Aqui também podemos ver a influência de de la Taille, que acreditava que é toda a comunidade que ocupa o lugar principal na oferta do sacrifício na Missa. (6) Ele também sustentou que Cristo não é imolado no altar, mas apenas oferecido novamente pelo padre e pelo povo.
Os leigos concelebrantes
Ao longo de sua carreira como liturgista, Jungmann destacou que a Missa (que muitas vezes ele preferia chamar de Eucaristia) é um serviço de louvor e ação de graças realizado por toda a comunidade. Ele atribuiu esse padrão de adoração aos primeiros Cristãos e acreditava que ele havia desaparecido quando assumido pelo sacerdócio ordenado:
“O caráter corporativo do culto público, tão significativo para o Cristianismo primitivo, começou a desmoronar nas fundações.” (7)
A esse respeito, ele mencionou a “concelebração dos leigos” (8) como uma característica desejável que ele desejava que a Igreja “restaurasse” – juntamente com outras noções ilusórias, como procissões do ofertório, etc.
A tese do “sacrifício da Igreja” (que ele havia escolhido do Pe. Maurice de la Taille) não estava de acordo com o ensinamento tradicional que formou a fé dos Católicos por séculos.

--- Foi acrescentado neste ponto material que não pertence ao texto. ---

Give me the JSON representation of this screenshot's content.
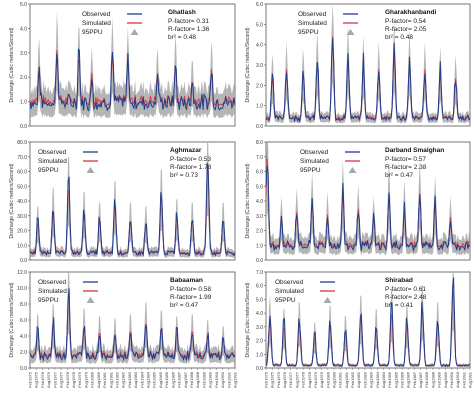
{
  "legend_labels": {
    "observed": "Observed",
    "simulated": "Simulated",
    "ppu": "95PPU"
  },
  "colors": {
    "observed": "#1f3e8c",
    "simulated": "#d9363e",
    "ppu": "#a8a8a8",
    "frame": "#555555"
  },
  "x_tick_labels": [
    "Feb1975",
    "Aug1975",
    "Feb1976",
    "Aug1976",
    "Feb1977",
    "Aug1977",
    "Feb1978",
    "Aug1978",
    "Feb1979",
    "Aug1979",
    "Feb1980",
    "Aug1980",
    "Feb1981",
    "Aug1981",
    "Feb1982",
    "Aug1982",
    "Feb1983",
    "Aug1983",
    "Feb1984",
    "Aug1984",
    "Feb1985",
    "Aug1985",
    "Feb1986",
    "Aug1986",
    "Feb1987",
    "Aug1987",
    "Feb1988",
    "Aug1988",
    "Feb1989",
    "Aug1989",
    "Feb1990",
    "Aug1990",
    "Feb1991",
    "Aug1991"
  ],
  "chart_data": [
    {
      "type": "line",
      "station": "Ghatlash",
      "stats": [
        "P-factor= 0.31",
        "R-factor= 1.36",
        "br² = 0.48"
      ],
      "ylabel": "Discharge (Cubic meters/Second)",
      "ylim": [
        0,
        5
      ],
      "yticks": [
        "0.0",
        "1.0",
        "2.0",
        "3.0",
        "4.0",
        "5.0"
      ],
      "peak_months": [
        7,
        21,
        38,
        48,
        64,
        76,
        99,
        113,
        126,
        141
      ],
      "peak_values": [
        2.5,
        3.3,
        3.0,
        2.2,
        3.1,
        2.8,
        2.2,
        2.6,
        1.9,
        2.4
      ],
      "base_value": 1.0,
      "series": [
        {
          "name": "Observed"
        },
        {
          "name": "Simulated"
        },
        {
          "name": "95PPU"
        }
      ]
    },
    {
      "type": "line",
      "station": "Gharakhanbandi",
      "stats": [
        "P-factor= 0.54",
        "R-factor= 2.05",
        "br² = 0.48"
      ],
      "ylabel": "Discharge (Cubic meters/Second)",
      "ylim": [
        0,
        6
      ],
      "yticks": [
        "0.0",
        "1.0",
        "2.0",
        "3.0",
        "4.0",
        "5.0",
        "6.0"
      ],
      "peak_months": [
        5,
        16,
        29,
        40,
        52,
        64,
        76,
        88,
        100,
        112,
        124,
        136,
        148
      ],
      "peak_values": [
        2.6,
        3.0,
        2.8,
        3.4,
        4.8,
        3.6,
        3.2,
        3.0,
        3.8,
        3.4,
        3.0,
        2.8,
        2.5
      ],
      "base_value": 0.4,
      "series": [
        {
          "name": "Observed"
        },
        {
          "name": "Simulated"
        },
        {
          "name": "95PPU"
        }
      ]
    },
    {
      "type": "line",
      "station": "Aghmazar",
      "stats": [
        "P-factor= 0.53",
        "R-factor= 1.78",
        "br² = 0.73"
      ],
      "ylabel": "Discharge (Cubic meters/Second)",
      "ylim": [
        0,
        80
      ],
      "yticks": [
        "0.0",
        "10.0",
        "20.0",
        "30.0",
        "40.0",
        "50.0",
        "60.0",
        "70.0",
        "80.0"
      ],
      "peak_months": [
        6,
        18,
        30,
        42,
        54,
        66,
        78,
        90,
        102,
        114,
        126,
        138,
        150
      ],
      "peak_values": [
        28,
        38,
        55,
        36,
        30,
        42,
        30,
        28,
        48,
        32,
        30,
        72,
        30
      ],
      "base_value": 5,
      "series": [
        {
          "name": "Observed"
        },
        {
          "name": "Simulated"
        },
        {
          "name": "95PPU"
        }
      ]
    },
    {
      "type": "line",
      "station": "Darband Smalghan",
      "stats": [
        "P-factor= 0.57",
        "R-factor= 2.38",
        "br² = 0.47"
      ],
      "ylabel": "Discharge (Cubic meters/Second)",
      "ylim": [
        0,
        8
      ],
      "yticks": [
        "0.0",
        "1.0",
        "2.0",
        "3.0",
        "4.0",
        "5.0",
        "6.0",
        "7.0",
        "8.0"
      ],
      "peak_months": [
        1,
        12,
        24,
        36,
        48,
        60,
        72,
        84,
        96,
        108,
        120,
        132,
        144
      ],
      "peak_values": [
        7.6,
        3.0,
        3.4,
        4.2,
        3.2,
        4.8,
        3.6,
        3.0,
        4.8,
        3.8,
        4.8,
        4.0,
        3.0
      ],
      "base_value": 1.0,
      "series": [
        {
          "name": "Observed"
        },
        {
          "name": "Simulated"
        },
        {
          "name": "95PPU"
        }
      ]
    },
    {
      "type": "line",
      "station": "Babaaman",
      "stats": [
        "P-factor= 0.58",
        "R-factor= 1.99",
        "br² = 0.47"
      ],
      "ylabel": "Discharge (Cubic meters/Second)",
      "ylim": [
        0,
        12
      ],
      "yticks": [
        "0.0",
        "2.0",
        "4.0",
        "6.0",
        "8.0",
        "10.0",
        "12.0"
      ],
      "peak_months": [
        6,
        18,
        30,
        42,
        54,
        66,
        78,
        90,
        102,
        114,
        126,
        138,
        150
      ],
      "peak_values": [
        5.0,
        6.0,
        10.2,
        5.6,
        4.8,
        4.6,
        5.0,
        6.2,
        5.4,
        4.8,
        5.0,
        4.4,
        3.8
      ],
      "base_value": 1.6,
      "series": [
        {
          "name": "Observed"
        },
        {
          "name": "Simulated"
        },
        {
          "name": "95PPU"
        }
      ]
    },
    {
      "type": "line",
      "station": "Shirabad",
      "stats": [
        "P-factor= 0.61",
        "R-factor= 2.48",
        "br² = 0.41"
      ],
      "ylabel": "Discharge (Cubic meters/Second)",
      "ylim": [
        0,
        7
      ],
      "yticks": [
        "0.0",
        "1.0",
        "2.0",
        "3.0",
        "4.0",
        "5.0",
        "6.0",
        "7.0"
      ],
      "peak_months": [
        3,
        14,
        26,
        38,
        50,
        62,
        74,
        86,
        98,
        110,
        122,
        134,
        146
      ],
      "peak_values": [
        4.0,
        3.4,
        3.8,
        2.6,
        3.6,
        3.0,
        4.2,
        3.4,
        4.6,
        3.6,
        4.8,
        3.8,
        6.6
      ],
      "base_value": 0.2,
      "series": [
        {
          "name": "Observed"
        },
        {
          "name": "Simulated"
        },
        {
          "name": "95PPU"
        }
      ]
    }
  ]
}
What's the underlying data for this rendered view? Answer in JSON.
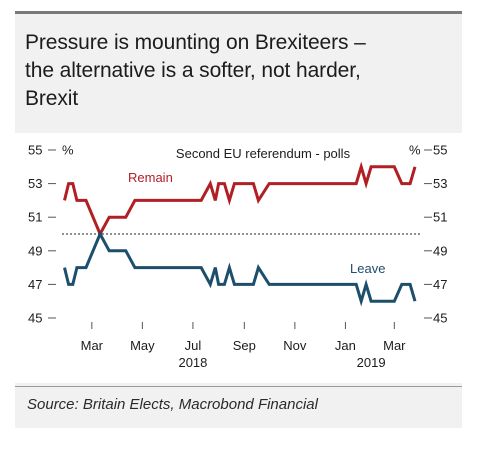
{
  "title_lines": [
    "Pressure is mounting on Brexiteers –",
    "the alternative is a softer, not harder,",
    "Brexit"
  ],
  "source": "Source: Britain Elects, Macrobond Financial",
  "colors": {
    "remain": "#b11e24",
    "leave": "#1d4e6b",
    "text": "#1c1c1c"
  },
  "chart_data": {
    "type": "line",
    "title": "Second EU referendum - polls",
    "y_unit_left": "%",
    "y_unit_right": "%",
    "ylim": [
      45,
      55
    ],
    "yticks": [
      45,
      47,
      49,
      51,
      53,
      55
    ],
    "xlim": [
      "2018-01-24",
      "2019-04-01"
    ],
    "xticks": [
      {
        "date": "2018-03-01",
        "label": "Mar"
      },
      {
        "date": "2018-05-01",
        "label": "May"
      },
      {
        "date": "2018-07-01",
        "label": "Jul"
      },
      {
        "date": "2018-09-01",
        "label": "Sep"
      },
      {
        "date": "2018-11-01",
        "label": "Nov"
      },
      {
        "date": "2019-01-01",
        "label": "Jan"
      },
      {
        "date": "2019-03-01",
        "label": "Mar"
      }
    ],
    "year_labels": [
      {
        "date": "2018-07-01",
        "label": "2018"
      },
      {
        "date": "2019-02-01",
        "label": "2019"
      }
    ],
    "reference_line": 50,
    "series": [
      {
        "name": "Remain",
        "points": [
          [
            "2018-01-27",
            52
          ],
          [
            "2018-02-01",
            53
          ],
          [
            "2018-02-06",
            53
          ],
          [
            "2018-02-11",
            52
          ],
          [
            "2018-02-22",
            52
          ],
          [
            "2018-03-11",
            50
          ],
          [
            "2018-03-22",
            51
          ],
          [
            "2018-04-11",
            51
          ],
          [
            "2018-04-22",
            52
          ],
          [
            "2018-07-11",
            52
          ],
          [
            "2018-07-22",
            53
          ],
          [
            "2018-07-28",
            52
          ],
          [
            "2018-08-01",
            53
          ],
          [
            "2018-08-08",
            53
          ],
          [
            "2018-08-14",
            52
          ],
          [
            "2018-08-20",
            53
          ],
          [
            "2018-09-12",
            53
          ],
          [
            "2018-09-18",
            52
          ],
          [
            "2018-10-01",
            53
          ],
          [
            "2019-01-14",
            53
          ],
          [
            "2019-01-20",
            54
          ],
          [
            "2019-01-26",
            53
          ],
          [
            "2019-02-01",
            54
          ],
          [
            "2019-03-01",
            54
          ],
          [
            "2019-03-10",
            53
          ],
          [
            "2019-03-20",
            53
          ],
          [
            "2019-03-26",
            54
          ]
        ]
      },
      {
        "name": "Leave",
        "points": [
          [
            "2018-01-27",
            48
          ],
          [
            "2018-02-01",
            47
          ],
          [
            "2018-02-06",
            47
          ],
          [
            "2018-02-11",
            48
          ],
          [
            "2018-02-22",
            48
          ],
          [
            "2018-03-11",
            50
          ],
          [
            "2018-03-22",
            49
          ],
          [
            "2018-04-11",
            49
          ],
          [
            "2018-04-22",
            48
          ],
          [
            "2018-07-11",
            48
          ],
          [
            "2018-07-22",
            47
          ],
          [
            "2018-07-28",
            48
          ],
          [
            "2018-08-01",
            47
          ],
          [
            "2018-08-08",
            47
          ],
          [
            "2018-08-14",
            48
          ],
          [
            "2018-08-20",
            47
          ],
          [
            "2018-09-12",
            47
          ],
          [
            "2018-09-18",
            48
          ],
          [
            "2018-10-01",
            47
          ],
          [
            "2019-01-14",
            47
          ],
          [
            "2019-01-20",
            46
          ],
          [
            "2019-01-26",
            47
          ],
          [
            "2019-02-01",
            46
          ],
          [
            "2019-03-01",
            46
          ],
          [
            "2019-03-10",
            47
          ],
          [
            "2019-03-20",
            47
          ],
          [
            "2019-03-26",
            46
          ]
        ]
      }
    ]
  }
}
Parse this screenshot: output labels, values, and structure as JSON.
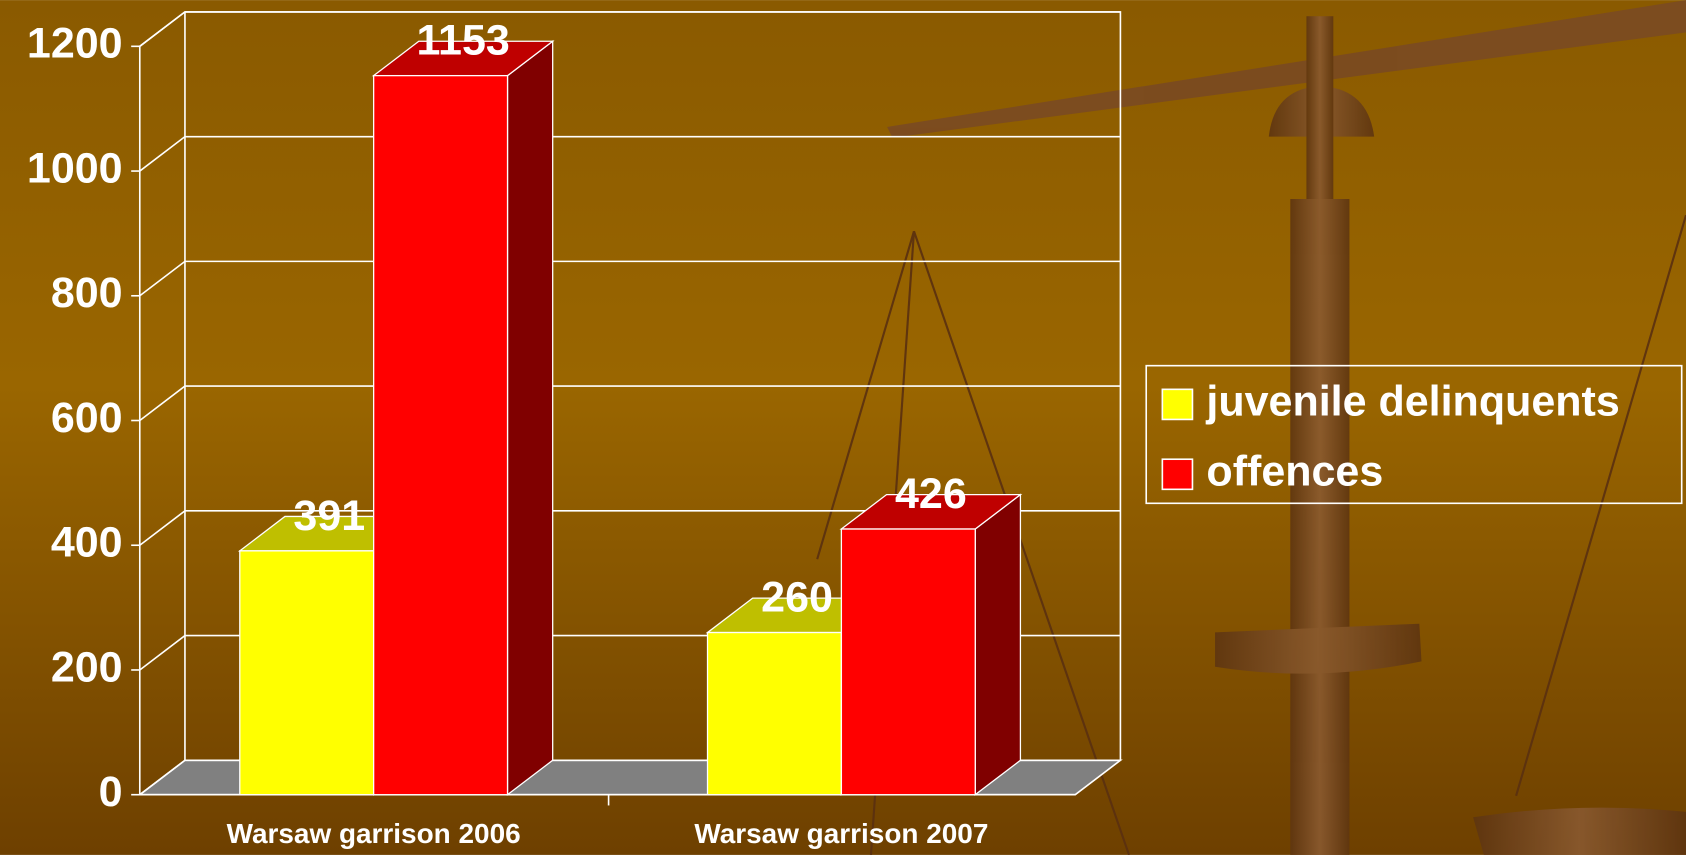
{
  "chart_data": {
    "type": "bar3d",
    "categories": [
      "Warsaw garrison 2006",
      "Warsaw garrison 2007"
    ],
    "series": [
      {
        "name": "juvenile delinquents",
        "color": "#ffff00",
        "values": [
          391,
          260
        ]
      },
      {
        "name": "offences",
        "color": "#ff0000",
        "values": [
          1153,
          426
        ]
      }
    ],
    "ylim": [
      0,
      1200
    ],
    "yticks": [
      0,
      200,
      400,
      600,
      800,
      1000,
      1200
    ],
    "grid": true,
    "legend": "right"
  }
}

Em um Congresso Litúrgico em Munique em 1955, ele pediu por um novo entendimento da Missa, um “despertar do significado da Missa como uma genuína oferta comunitária” sob a alegação de que “perdemos, ao longo dos séculos, o sentido da liturgia.” (9)
No Congresso de Assis de 1956, Pe. Ferdinand Antonelli também lamentou que “as pessoas tenham sido separadas, infelizmente, da verdadeira vida litúrgica. É preciso um paciente trabalho de reeducação, espiritual e técnica, para reconduzi-los a uma participação ativa, esclarecida, pessoal e comunitária. Este é um trabalho que não se faz em um ano. Pode exigir gerações. Mas deve começar.” (10)
Jogando a Tradição pelo buraco da memória
Aqui temos a admissão de um dos liturgistas mais influentes da Igreja de que um programa de “reeducação” deve ser implementado para mudar a perspectiva daqueles que têm visões “erradas” (ou seja, tradicionais) ou que resistem às reformas.
A característica mais evidente do Padre Antonelli é a afirmação sua sutil de conotações totalitárias, que imitavam uma técnica que os Estados Socialistas têm praticado universalmente – a imposição do controle do pensamento por meio de um processo de lavagem cerebral. Faz lembrar os buracos da memória Orwelliana nos quais verdades inaceitáveis podem ser lançadas e, assim, apagadas dos anais da história. (11)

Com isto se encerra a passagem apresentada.